As Lyon became a major industrial player in the 18th and 19th Centuries, Beaujolais was the juice that slaked the thirst of the explosion of workers. Coming in at around 15% ABV, Beaujolais was ubiquitous in the burgeoning Lyon restaurant scene at the bouchons, or the traditional Lyonnais restaurant from this time. Everyone must have been pretty hammered all the time, good times! It was often sold as fake Burgundy, and generally enjoyed a robust trade. The new wines were sent down the river still fermenting in their barrels, so great was the demand for more wine to keep all the silk workers and other factory laborers lubricated. With the advent of the railway, Beaujolais became trendy in Paris bistros, and by the late 19th Century had even appeared in London. 

The Prettiest Girl at the Party

Beaujolais was pretty much just trucking along doing its thing and mostly being drunk in Lyon until visionary and marketing genius George Duboef made it into a worldwide sensation. For more on Duboef check out Kathleen Willcox’s great overview. The man really is a marketing genius, and it’s thanks to him that Beaujolais took over the world stage in the 1980s. People were obsessed, it was shipped around the world, held in bond till midnight, Beaujolais Nouveau parties became a thing, and the industry was catapulted from local obscurity to major worldwide celebrity over the course of a decade. 

Dumping and Scandals

As other producers jumped on the money making bandwagon that Duboeuf created, the market was flooded with a lot of crappy Beaujolais and by the 1990s its reputation was going down the drain fast. That’s not all that was to go down the drain, what with the loss of interest and insane amount of volume being produced, in 2001 the French government ordered producers to dump over a million cases to keep the stuff from being completely worthless. Some scandals in the 2000s including illegal chapitalization, or adding sugar, and mixing crus with inferior wines, further degraded the reputation of Beaujolais. 

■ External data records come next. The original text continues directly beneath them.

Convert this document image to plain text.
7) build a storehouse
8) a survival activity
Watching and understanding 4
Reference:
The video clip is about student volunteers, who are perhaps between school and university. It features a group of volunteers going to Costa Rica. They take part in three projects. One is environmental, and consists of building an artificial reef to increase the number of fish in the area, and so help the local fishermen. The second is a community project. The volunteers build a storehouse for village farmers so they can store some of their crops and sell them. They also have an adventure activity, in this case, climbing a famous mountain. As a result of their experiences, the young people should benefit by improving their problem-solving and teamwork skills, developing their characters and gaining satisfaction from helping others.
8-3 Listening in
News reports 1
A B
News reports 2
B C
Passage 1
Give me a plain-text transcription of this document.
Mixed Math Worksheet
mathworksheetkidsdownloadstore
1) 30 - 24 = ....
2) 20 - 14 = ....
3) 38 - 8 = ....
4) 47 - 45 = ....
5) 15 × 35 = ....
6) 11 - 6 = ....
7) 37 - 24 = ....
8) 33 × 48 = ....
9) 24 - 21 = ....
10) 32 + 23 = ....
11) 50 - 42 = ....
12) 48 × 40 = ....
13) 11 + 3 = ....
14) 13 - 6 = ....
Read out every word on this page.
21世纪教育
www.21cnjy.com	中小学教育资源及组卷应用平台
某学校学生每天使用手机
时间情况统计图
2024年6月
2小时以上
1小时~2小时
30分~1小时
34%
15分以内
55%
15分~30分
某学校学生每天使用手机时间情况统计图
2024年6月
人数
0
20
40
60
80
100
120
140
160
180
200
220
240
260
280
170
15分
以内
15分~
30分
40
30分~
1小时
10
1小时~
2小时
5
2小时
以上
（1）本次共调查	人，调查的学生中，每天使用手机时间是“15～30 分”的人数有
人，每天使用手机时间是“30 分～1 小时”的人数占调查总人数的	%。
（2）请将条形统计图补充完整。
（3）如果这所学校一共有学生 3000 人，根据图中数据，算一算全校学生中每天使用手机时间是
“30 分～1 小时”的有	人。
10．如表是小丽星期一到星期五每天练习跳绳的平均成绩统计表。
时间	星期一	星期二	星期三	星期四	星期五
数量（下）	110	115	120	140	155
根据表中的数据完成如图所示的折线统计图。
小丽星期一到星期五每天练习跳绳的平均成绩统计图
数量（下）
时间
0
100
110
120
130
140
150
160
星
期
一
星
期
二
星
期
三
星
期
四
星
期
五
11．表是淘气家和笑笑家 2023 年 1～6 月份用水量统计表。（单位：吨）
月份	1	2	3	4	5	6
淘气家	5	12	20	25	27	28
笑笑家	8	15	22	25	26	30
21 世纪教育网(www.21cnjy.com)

Winemaker Mathieu Lapierre

The New School

So where is Beaujolais now? Well, it’s become a hotspot for natural winemaking, and producers such as Marcel Lapierre have led the way for that trend by rejecting the mass produced garbage from the 90s and 2000s by making small amounts of very good natural wine. The kids that were born during the 70s and 80s, when Beaujolais was at its peak production, are scaling back, working with tiny parcels, and making some very fine wines indeed. These people saw their parents rise and fall, and are not keen to make the same mistakes. They’re proud of their terroir and their wines, and focus more on cru Beaujolais than Nouveau. The wines being produced are varied, sometimes eschewing carbonic maceration entirely, and some of them are pretty damn powerful and have great aging potential, something I never thought I’d say about Beaujolais! 

Though this beautiful region has seen many ups and downs, it’s pretty clear from the quality of wine being produced that they are having a modern Renaissance. I look forward to getting out there more and getting to know more of these passionate young producers. Till then, cheers!